TraceGL - An Oscilloscope For Code
Written by Ian Elliot   
Monday, 29 April 2013

With traceGL you can see all JavaScript codeflow, in a high performance webGL visualizer. It's like an oscilloscope, for code - and if you don't know what an oscilloscope is, you want one, you really do.

traceGL is referred to as a trace debugger. The sort of debugger that you have supplied within a typical browser is a breakpoint debugger. You set breakpoints and the code runs until it hits the breakpoint where you can examine variables and find out if the actual state matches your predicted state. You can generally single step from a breakpoint to discover what happens next, but generally you go from one breakpoint to another. 

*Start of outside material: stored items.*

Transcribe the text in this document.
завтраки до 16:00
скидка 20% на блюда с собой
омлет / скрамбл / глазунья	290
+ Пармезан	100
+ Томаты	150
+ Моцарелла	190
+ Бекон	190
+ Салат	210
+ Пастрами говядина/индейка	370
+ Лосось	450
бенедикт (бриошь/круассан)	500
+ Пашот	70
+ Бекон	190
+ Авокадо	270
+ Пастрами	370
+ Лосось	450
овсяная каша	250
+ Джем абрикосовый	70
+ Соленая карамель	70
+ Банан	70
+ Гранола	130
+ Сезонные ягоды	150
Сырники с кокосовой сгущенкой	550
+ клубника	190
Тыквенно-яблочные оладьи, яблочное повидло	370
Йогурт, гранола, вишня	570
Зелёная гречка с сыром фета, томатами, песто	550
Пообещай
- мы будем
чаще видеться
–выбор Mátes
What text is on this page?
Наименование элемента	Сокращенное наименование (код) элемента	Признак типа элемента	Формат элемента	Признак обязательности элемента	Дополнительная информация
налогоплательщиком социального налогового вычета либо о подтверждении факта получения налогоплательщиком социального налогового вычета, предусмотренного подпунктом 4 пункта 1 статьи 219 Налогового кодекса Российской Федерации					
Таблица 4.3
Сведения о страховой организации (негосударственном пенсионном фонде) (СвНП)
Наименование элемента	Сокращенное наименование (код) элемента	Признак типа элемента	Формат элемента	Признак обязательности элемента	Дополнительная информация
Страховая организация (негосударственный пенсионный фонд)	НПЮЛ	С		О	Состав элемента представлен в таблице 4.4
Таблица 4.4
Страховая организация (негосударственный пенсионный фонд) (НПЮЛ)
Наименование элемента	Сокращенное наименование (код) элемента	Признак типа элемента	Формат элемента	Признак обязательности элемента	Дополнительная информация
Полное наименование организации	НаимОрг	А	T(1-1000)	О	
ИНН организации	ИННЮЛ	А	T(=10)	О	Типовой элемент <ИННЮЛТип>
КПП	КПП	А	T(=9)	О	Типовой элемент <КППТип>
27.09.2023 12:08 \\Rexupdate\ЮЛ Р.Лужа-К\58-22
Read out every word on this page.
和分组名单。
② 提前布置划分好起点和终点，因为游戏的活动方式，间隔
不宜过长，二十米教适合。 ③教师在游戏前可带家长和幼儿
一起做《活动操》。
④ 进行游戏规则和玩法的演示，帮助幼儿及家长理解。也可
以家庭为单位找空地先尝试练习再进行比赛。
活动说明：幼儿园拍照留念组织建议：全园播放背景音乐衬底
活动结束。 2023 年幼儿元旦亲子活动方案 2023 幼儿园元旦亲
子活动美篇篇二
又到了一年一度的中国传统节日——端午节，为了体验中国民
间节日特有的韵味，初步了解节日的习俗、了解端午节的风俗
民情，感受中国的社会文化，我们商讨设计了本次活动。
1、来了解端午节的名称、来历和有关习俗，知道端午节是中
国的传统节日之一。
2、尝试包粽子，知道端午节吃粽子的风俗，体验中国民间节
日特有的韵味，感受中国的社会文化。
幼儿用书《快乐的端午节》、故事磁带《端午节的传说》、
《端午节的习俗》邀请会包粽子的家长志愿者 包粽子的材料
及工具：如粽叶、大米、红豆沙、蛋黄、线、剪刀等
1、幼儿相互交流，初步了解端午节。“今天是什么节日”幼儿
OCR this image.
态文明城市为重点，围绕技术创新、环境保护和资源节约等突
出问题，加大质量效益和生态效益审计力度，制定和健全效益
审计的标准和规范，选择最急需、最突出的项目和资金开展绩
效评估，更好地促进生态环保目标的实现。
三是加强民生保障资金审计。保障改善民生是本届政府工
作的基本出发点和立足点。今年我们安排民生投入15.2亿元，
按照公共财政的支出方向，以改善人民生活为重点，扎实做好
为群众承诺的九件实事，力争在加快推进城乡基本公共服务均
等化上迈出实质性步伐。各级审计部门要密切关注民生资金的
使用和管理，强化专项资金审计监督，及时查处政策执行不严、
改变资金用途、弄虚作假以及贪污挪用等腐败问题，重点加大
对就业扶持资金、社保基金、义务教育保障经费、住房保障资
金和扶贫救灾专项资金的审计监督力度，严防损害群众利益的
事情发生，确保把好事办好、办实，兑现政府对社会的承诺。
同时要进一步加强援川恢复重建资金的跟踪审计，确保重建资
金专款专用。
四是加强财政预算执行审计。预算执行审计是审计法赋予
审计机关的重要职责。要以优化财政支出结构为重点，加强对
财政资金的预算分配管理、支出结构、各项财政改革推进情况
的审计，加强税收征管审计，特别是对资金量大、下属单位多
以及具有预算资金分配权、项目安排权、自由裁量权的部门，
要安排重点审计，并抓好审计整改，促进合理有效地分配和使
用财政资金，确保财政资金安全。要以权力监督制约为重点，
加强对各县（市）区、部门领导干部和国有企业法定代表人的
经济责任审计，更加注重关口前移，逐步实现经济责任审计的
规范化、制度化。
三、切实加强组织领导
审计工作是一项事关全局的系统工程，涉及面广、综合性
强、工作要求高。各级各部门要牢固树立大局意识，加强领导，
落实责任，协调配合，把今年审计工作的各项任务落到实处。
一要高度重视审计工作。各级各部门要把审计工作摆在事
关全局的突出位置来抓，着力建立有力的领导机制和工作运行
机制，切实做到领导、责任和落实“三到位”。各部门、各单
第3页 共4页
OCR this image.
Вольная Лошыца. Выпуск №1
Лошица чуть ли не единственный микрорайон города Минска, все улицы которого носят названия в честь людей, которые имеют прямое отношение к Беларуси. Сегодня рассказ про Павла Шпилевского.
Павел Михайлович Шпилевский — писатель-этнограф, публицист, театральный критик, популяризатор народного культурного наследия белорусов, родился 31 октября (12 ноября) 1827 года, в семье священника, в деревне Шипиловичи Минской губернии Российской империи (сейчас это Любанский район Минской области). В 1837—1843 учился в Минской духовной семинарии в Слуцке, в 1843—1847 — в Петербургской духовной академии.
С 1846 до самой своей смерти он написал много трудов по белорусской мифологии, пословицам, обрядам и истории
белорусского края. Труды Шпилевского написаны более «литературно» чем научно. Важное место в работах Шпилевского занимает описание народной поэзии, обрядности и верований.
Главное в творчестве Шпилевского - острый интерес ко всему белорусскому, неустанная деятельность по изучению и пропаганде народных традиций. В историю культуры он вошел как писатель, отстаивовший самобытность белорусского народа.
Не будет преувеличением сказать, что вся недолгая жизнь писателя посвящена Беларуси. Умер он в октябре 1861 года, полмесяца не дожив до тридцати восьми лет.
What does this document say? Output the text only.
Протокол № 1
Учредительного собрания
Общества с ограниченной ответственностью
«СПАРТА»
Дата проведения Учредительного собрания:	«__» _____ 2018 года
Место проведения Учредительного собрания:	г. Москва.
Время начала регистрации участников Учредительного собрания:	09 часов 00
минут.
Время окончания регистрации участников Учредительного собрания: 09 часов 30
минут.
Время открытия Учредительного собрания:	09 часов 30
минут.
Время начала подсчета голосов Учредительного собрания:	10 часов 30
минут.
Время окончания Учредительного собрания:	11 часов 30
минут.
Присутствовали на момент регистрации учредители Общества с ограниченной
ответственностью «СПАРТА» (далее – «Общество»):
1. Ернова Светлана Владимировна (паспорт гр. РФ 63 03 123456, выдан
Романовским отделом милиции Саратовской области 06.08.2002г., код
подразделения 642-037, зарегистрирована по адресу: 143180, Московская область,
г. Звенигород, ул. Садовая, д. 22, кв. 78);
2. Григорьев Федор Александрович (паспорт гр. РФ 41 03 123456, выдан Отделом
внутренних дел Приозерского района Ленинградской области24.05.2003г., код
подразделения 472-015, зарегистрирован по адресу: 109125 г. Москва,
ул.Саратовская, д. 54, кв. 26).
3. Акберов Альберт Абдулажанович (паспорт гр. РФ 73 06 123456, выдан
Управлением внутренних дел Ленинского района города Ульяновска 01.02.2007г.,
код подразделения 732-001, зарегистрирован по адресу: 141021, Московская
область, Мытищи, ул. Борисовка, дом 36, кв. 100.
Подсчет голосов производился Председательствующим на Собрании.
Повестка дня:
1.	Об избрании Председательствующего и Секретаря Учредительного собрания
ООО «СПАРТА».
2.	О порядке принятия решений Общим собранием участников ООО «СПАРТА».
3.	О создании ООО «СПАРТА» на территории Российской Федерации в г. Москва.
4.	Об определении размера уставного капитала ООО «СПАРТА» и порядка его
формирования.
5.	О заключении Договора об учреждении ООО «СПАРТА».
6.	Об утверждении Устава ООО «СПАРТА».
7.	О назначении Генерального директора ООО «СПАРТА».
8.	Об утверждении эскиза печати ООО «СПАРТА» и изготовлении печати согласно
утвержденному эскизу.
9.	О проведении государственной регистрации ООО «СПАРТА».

A trace debugger attempts to show you what the execution path is and what the general state of things is as the program executes. traceGL works by automatically instrumenting your code, i.e. adding lines of code that report to the traceGL client. You can use it to trace either Node.js programs or programs running in a browser, including JavaScript served by Rails or Java backends.  The key factor is that traceGL has to serve the JavaScript so that it can instrument it and to do this it has a proxy or static server built in.

 

traceGL

 

To run traceGL all you have to do is install Node.js and start running the traceGL client.  The data sent to the client is processed and presented in a multi-windowed display.  The display is created using WebGL and shows an overview of the trace, a zoomed in view. a stack trace and the code. Hovering over any variable in the code shows its value. The reason that WebGL is used is to minimize the load on the JavaScript VM while running traceGL in the browser.

Take a look at the video demo to see if you think that this approach to debugging is for you:

 

traceGL costs $14.99 and you can buy it using Bitcoin or credit card.